This process is historical, that is, the way man has represented himself throughout time has been changing according to the vision he had of himself and of the world that surrounded him, thus showing us that the artists in pre-History, in Ancient Egypt, Ancient Greece and Rome, the Middle Ages, the Renaissance, the Baroque period, the Romanticism and in the 20th and 21st centuries represent the Human Figure in different ways. The representation of the Human Figure in pre-History is probably related to the belief of a magical nature of the actual object that would act on whoever possessed it. In this way, the artist of pre-History, from the direct observation of reality, grants himself the freedom to deform some forms, in order to give them meanings. For example, the intentional exaggeration of the breasts and buttocks of Willendorf’s Venus is probably related to the cult of fecundity (Fig.1).
In Ancient Egypt, the conventional representation of the Human Figure, in both men and women perfectly hieratic, embellished in attributes, respecting the law of frontality and the differentiator chromatism of both sexes, seems to translate the immutability of the empire that produced them, that is why, their images demonstrate an imperturbable calmness throughout time.
In Ancient Greece, on the other hand, the representation of the Human Figure reaches it true peak, given that the Greek artists were the first to succeed in representing the Human Figure as it was perceived by sight. And to achieve this, they turned to perspective, to foreshortening techniques and to a deep understanding of the human anatomy – that they observed at rest and in movement in the Gymnasia and in the Olympic Games – becoming experts in the representation of nudity (Niobe is the first female nudity in History), and of psychology, hence having been the first to represent all the emotions of drama that is human existence. However, the search for perfection, harmony and proportionality – translated in the “canon” (the rule), conditions a certain realism of Greek art by the need of the representation of perfect archetypes, to finally achieve the beautiful ideal. In the period currently considered the Classical Antiquity, we can also highlight the contribution of the Roman civilization artists in the portrait area and their huge capacity to reproduce with total accuracy the physiognomic and psychological features of children, men, women and old people.
During one of the longest periods of Western Cultural History – The Middle Ages – the representation of the Human Figure starts to move away again from the form as it was visually perceived, thus gaining a great expressivity. With the purpose to enhance the symbolic intentions of the Christian tradition, the Human Figure begins to be presented frontally, hieratic and with rigid gestures, even having anatomical errors simply to adapt it to the space that it was intended for. Nudity is rarely dealt with, but when it is, generally it refers to elongated bodies and to poorly marked bone structures, as is seen in the sculpture called “Adam and Eve” by Canto da Maia (Fig. 2).
In the Renaissance, the representation of the Human Figure gained a new breath. The research about this topic, that took place in this period and extended until the 19th century, can be understood as the search for the secret of the old or the attempt to discover the canon that the Old were thought to have used and that would be a kind of magical recipe that when duly applied, would result in the creation of perfect bodies. In this way, the representation of the Human Figure, following the classical inheritance, demonstrated various levels of visual fidelity, not only in the physical and anatomical aspects but also in the expression of feelings and emotions, thus recovering the genres of nudity and the portrait.
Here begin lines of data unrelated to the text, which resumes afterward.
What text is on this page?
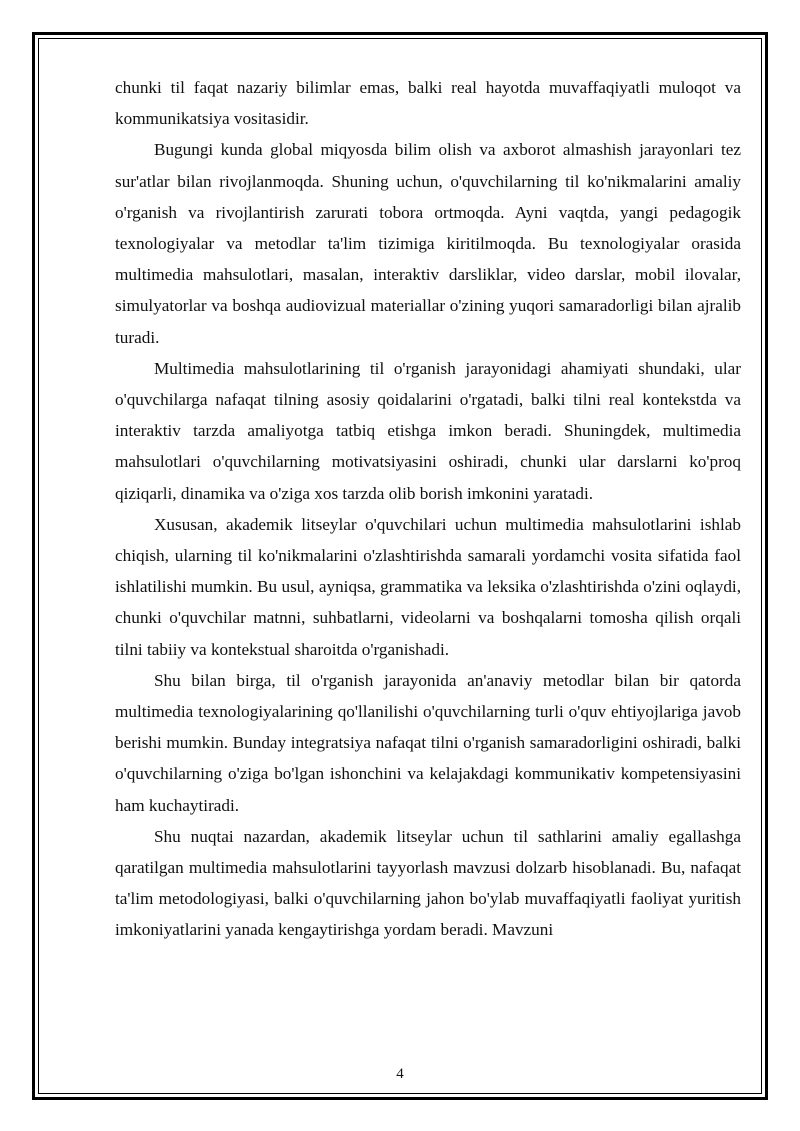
chunki til faqat nazariy bilimlar emas, balki real hayotda muvaffaqiyatli muloqot va kommunikatsiya vositasidir.

Bugungi kunda global miqyosda bilim olish va axborot almashish jarayonlari tez sur'atlar bilan rivojlanmoqda. Shuning uchun, o'quvchilarning til ko'nikmalarini amaliy o'rganish va rivojlantirish zarurati tobora ortmoqda. Ayni vaqtda, yangi pedagogik texnologiyalar va metodlar ta'lim tizimiga kiritilmoqda. Bu texnologiyalar orasida multimedia mahsulotlari, masalan, interaktiv darsliklar, video darslar, mobil ilovalar, simulyatorlar va boshqa audiovizual materiallar o'zining yuqori samaradorligi bilan ajralib turadi.

Multimedia mahsulotlarining til o'rganish jarayonidagi ahamiyati shundaki, ular o'quvchilarga nafaqat tilning asosiy qoidalarini o'rgatadi, balki tilni real kontekstda va interaktiv tarzda amaliyotga tatbiq etishga imkon beradi. Shuningdek, multimedia mahsulotlari o'quvchilarning motivatsiyasini oshiradi, chunki ular darslarni ko'proq qiziqarli, dinamika va o'ziga xos tarzda olib borish imkonini yaratadi.

Xususan, akademik litseylar o'quvchilari uchun multimedia mahsulotlarini ishlab chiqish, ularning til ko'nikmalarini o'zlashtirishda samarali yordamchi vosita sifatida faol ishlatilishi mumkin. Bu usul, ayniqsa, grammatika va leksika o'zlashtirishda o'zini oqlaydi, chunki o'quvchilar matnni, suhbatlarni, videolarni va boshqalarni tomosha qilish orqali tilni tabiiy va kontekstual sharoitda o'rganishadi.

Shu bilan birga, til o'rganish jarayonida an'anaviy metodlar bilan bir qatorda multimedia texnologiyalarining qo'llanilishi o'quvchilarning turli o'quv ehtiyojlariga javob berishi mumkin. Bunday integratsiya nafaqat tilni o'rganish samaradorligini oshiradi, balki o'quvchilarning o'ziga bo'lgan ishonchini va kelajakdagi kommunikativ kompetensiyasini ham kuchaytiradi.

Shu nuqtai nazardan, akademik litseylar uchun til sathlarini amaliy egallashga qaratilgan multimedia mahsulotlarini tayyorlash mavzusi dolzarb hisoblanadi. Bu, nafaqat ta'lim metodologiyasi, balki o'quvchilarning jahon bo'ylab muvaffaqiyatli faoliyat yuritish imkoniyatlarini yanada kengaytirishga yordam beradi. Mavzuni

4
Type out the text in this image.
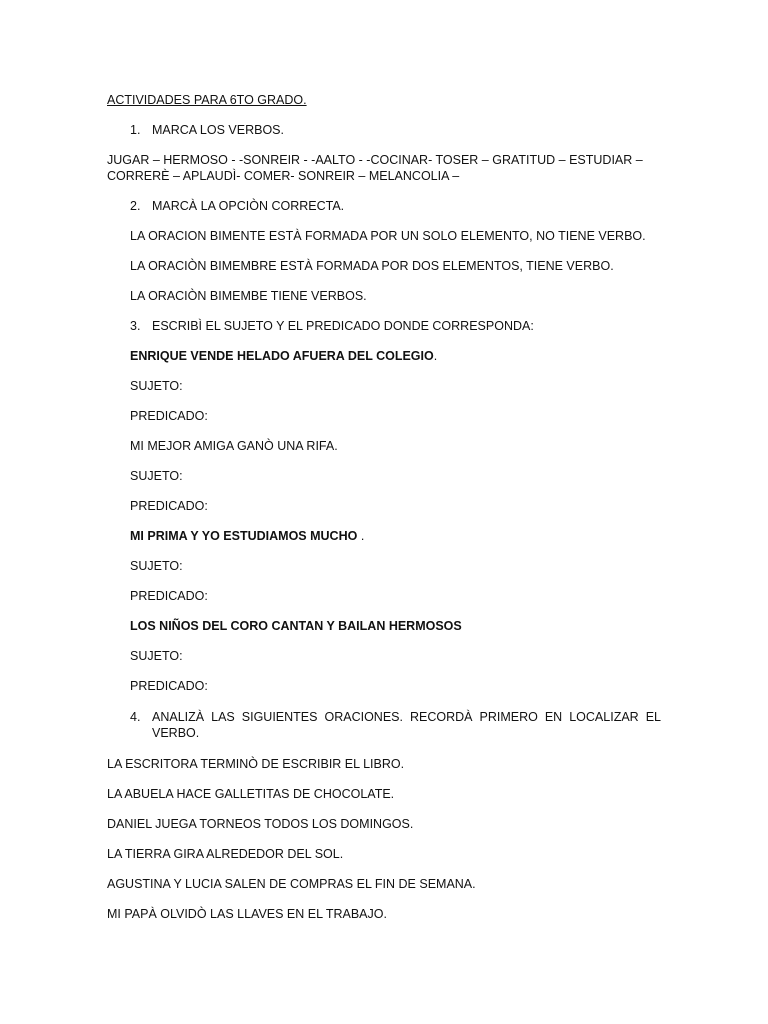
ACTIVIDADES PARA 6TO GRADO.
1. MARCA LOS VERBOS.
JUGAR – HERMOSO - -SONREIR - -AALTO - -COCINAR- TOSER – GRATITUD – ESTUDIAR –
CORRERÈ – APLAUDÌ- COMER- SONREIR – MELANCOLIA –
2. MARCÀ LA OPCIÒN CORRECTA.
LA ORACION BIMENTE ESTÀ FORMADA POR UN SOLO ELEMENTO, NO TIENE VERBO.
LA ORACIÒN BIMEMBRE ESTÀ FORMADA POR DOS ELEMENTOS, TIENE VERBO.
LA ORACIÒN BIMEMBE TIENE VERBOS.
3. ESCRIBÌ EL SUJETO Y EL PREDICADO DONDE CORRESPONDA:
ENRIQUE VENDE HELADO AFUERA DEL COLEGIO.
SUJETO:
PREDICADO:
MI MEJOR AMIGA GANÒ UNA RIFA.
SUJETO:
PREDICADO:
MI PRIMA Y YO ESTUDIAMOS MUCHO .
SUJETO:
PREDICADO:
LOS NIÑOS DEL CORO CANTAN Y BAILAN HERMOSOS
SUJETO:
PREDICADO:
4. ANALIZÀ LAS SIGUIENTES ORACIONES. RECORDÀ PRIMERO EN LOCALIZAR EL
VERBO.
LA ESCRITORA TERMINÒ DE ESCRIBIR EL LIBRO.
LA ABUELA HACE GALLETITAS DE CHOCOLATE.
DANIEL JUEGA TORNEOS TODOS LOS DOMINGOS.
LA TIERRA GIRA ALREDEDOR DEL SOL.
AGUSTINA Y LUCIA SALEN DE COMPRAS EL FIN DE SEMANA.
MI PAPÀ OLVIDÒ LAS LLAVES EN EL TRABAJO.
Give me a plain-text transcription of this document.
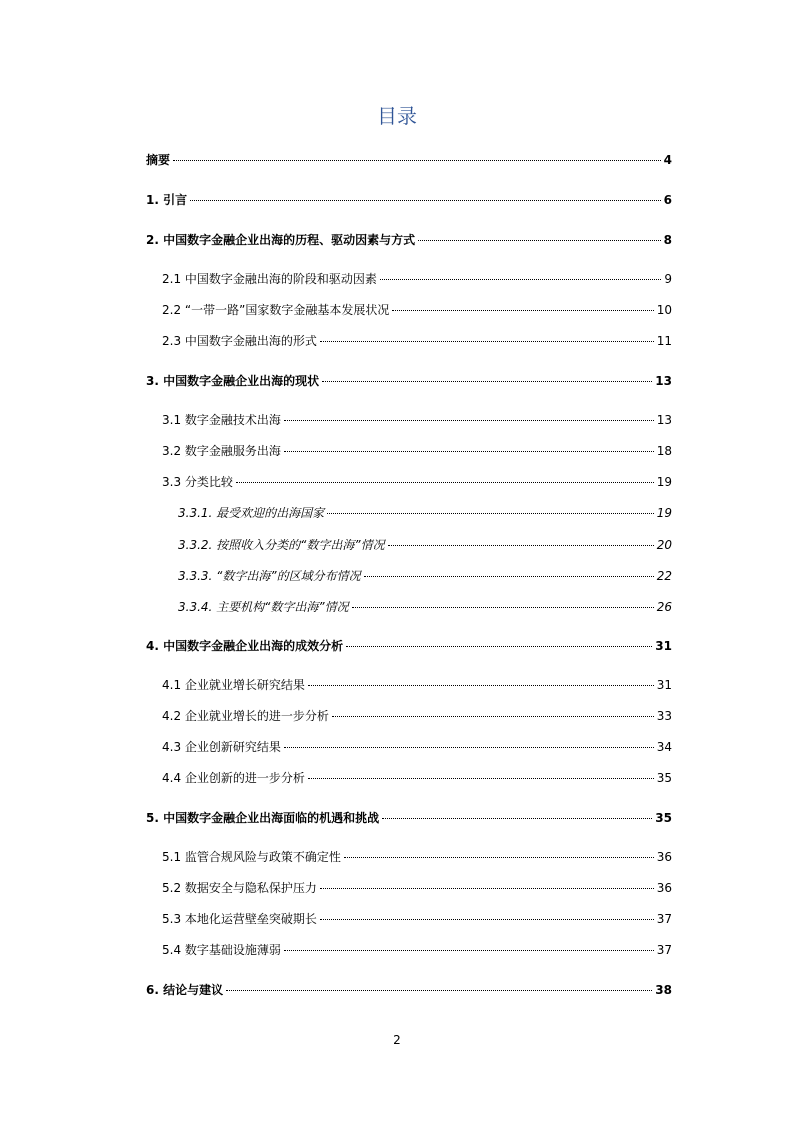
目录
摘要	4
1. 引言	6
2. 中国数字金融企业出海的历程、驱动因素与方式	8
2.1 中国数字金融出海的阶段和驱动因素	9
2.2 “一带一路”国家数字金融基本发展状况	10
2.3 中国数字金融出海的形式	11
3. 中国数字金融企业出海的现状	13
3.1 数字金融技术出海	13
3.2 数字金融服务出海	18
3.3 分类比较	19
3.3.1. 最受欢迎的出海国家	19
3.3.2. 按照收入分类的“数字出海”情况	20
3.3.3. “数字出海”的区域分布情况	22
3.3.4. 主要机构“数字出海”情况	26
4. 中国数字金融企业出海的成效分析	31
4.1 企业就业增长研究结果	31
4.2 企业就业增长的进一步分析	33
4.3 企业创新研究结果	34
4.4 企业创新的进一步分析	35
5. 中国数字金融企业出海面临的机遇和挑战	35
5.1 监管合规风险与政策不确定性	36
5.2 数据安全与隐私保护压力	36
5.3 本地化运营壁垒突破期长	37
5.4 数字基础设施薄弱	37
6. 结论与建议	38
2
The reference was Man while “measure of all things”, as was immortalized by Leonardo da Vinci.
The representation of the Human Figure, during the Baroque period, continues the Renaissance achievements, but giving it a more theatrical appearance, that is, choosing to make the proportions slimmer, by the serpentinata style which gives them more dynamism, by exploring expressions of more exaggerated forms, and by capturing the characters “in action” like a kind of snapshot photography.
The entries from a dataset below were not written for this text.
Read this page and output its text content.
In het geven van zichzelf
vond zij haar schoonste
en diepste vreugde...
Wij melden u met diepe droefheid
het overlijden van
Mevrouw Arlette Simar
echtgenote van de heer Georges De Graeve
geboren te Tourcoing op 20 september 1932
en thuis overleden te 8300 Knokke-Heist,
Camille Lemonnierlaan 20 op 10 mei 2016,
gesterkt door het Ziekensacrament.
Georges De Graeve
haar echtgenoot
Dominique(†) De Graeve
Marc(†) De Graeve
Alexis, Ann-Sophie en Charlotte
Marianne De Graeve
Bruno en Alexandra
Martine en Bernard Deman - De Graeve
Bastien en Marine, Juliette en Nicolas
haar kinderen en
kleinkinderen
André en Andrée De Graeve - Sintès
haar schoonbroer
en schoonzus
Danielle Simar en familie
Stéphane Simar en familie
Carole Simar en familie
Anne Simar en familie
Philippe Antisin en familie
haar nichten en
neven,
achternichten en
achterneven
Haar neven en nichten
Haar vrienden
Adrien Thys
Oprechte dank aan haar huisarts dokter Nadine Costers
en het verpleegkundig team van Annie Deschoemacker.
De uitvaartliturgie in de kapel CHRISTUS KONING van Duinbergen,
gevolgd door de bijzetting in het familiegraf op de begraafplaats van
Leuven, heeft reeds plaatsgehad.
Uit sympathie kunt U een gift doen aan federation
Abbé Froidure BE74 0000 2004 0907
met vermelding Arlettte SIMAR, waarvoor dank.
In the 19th century, the achievements in Painting and in Sculpture did not walk hand in hand, but at the level of the representation of the Human Figure. What is common in both plastic arts is that the expression of the individual feeling is favoured. Symptoms of time and exasperated facets of the human being were for the first time represented in a truly exemplary way.
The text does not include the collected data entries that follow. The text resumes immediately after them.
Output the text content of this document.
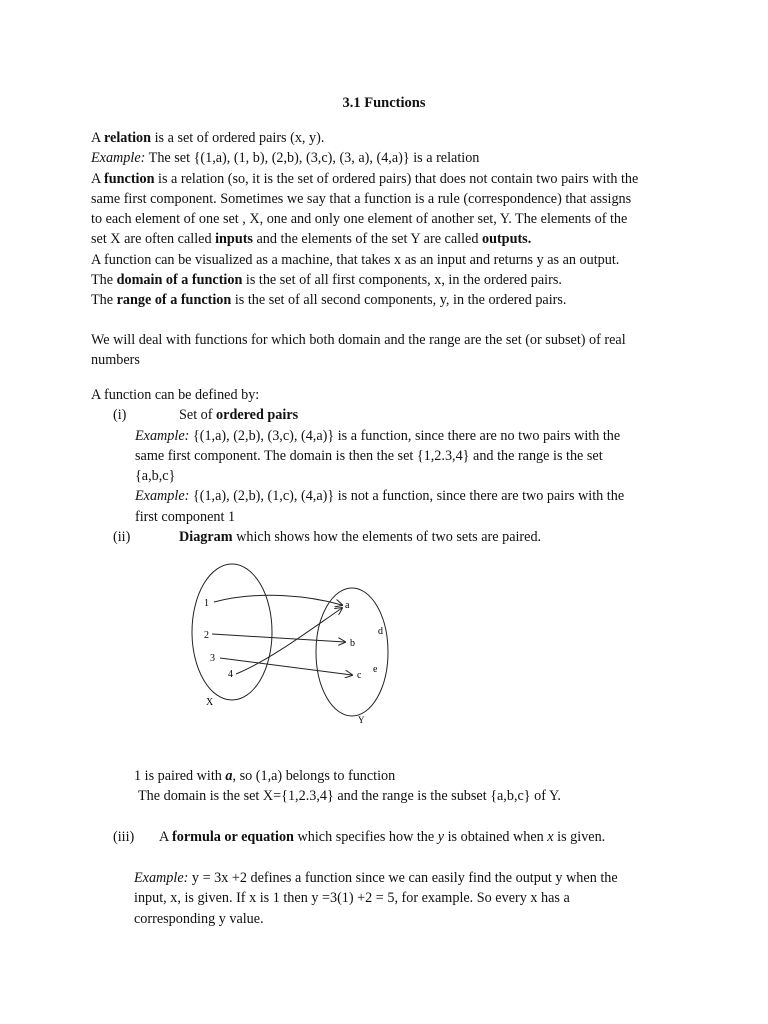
3.1 Functions
A relation is a set of ordered pairs (x, y).
Example: The set {(1,a), (1, b), (2,b), (3,c), (3, a), (4,a)} is a relation
A function is a relation (so, it is the set of ordered pairs) that does not contain two pairs with the
same first component. Sometimes we say that a function is a rule (correspondence) that assigns
to each element of one set , X, one and only one element of another set, Y. The elements of the
set X are often called inputs and the elements of the set Y are called outputs.
A function can be visualized as a machine, that takes x as an input and returns y as an output.
The domain of a function is the set of all first components, x, in the ordered pairs.
The range of a function is the set of all second components, y, in the ordered pairs.
We will deal with functions for which both domain and the range are the set (or subset) of real
numbers
A function can be defined by:
(i)	Set of ordered pairs
Example: {(1,a), (2,b), (3,c), (4,a)} is a function, since there are no two pairs with the
same first component. The domain is then the set {1,2.3,4} and the range is the set
{a,b,c}
Example: {(1,a), (2,b), (1,c), (4,a)} is not a function, since there are two pairs with the
first component 1
(ii)	Diagram which shows how the elements of two sets are paired.
1
2
3
4
a
b
c
d
e
X
Y
1 is paired with a, so (1,a) belongs to function
The domain is the set X={1,2.3,4} and the range is the subset {a,b,c} of Y.
(iii)	A formula or equation which specifies how the y is obtained when x is given.
Example: y = 3x +2 defines a function since we can easily find the output y when the
input, x, is given. If x is 1 then y =3(1) +2 = 5, for example. So every x has a
corresponding y value.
In the 20th century, one can consider Picasso’s Les Demoiselles d’Avignon as the moment of rupture in the way the human figure is represented before and after this painting. The total deconstruction or the construction of the bodies seen as geometrical figures, the rude and dry style obtained by the priority given to the straight line on the curved line, and the shaping of the Human figure in abrupt geometric volumes, opened the doors to total freedom given the previous canons and even given to the possibility of many future representations.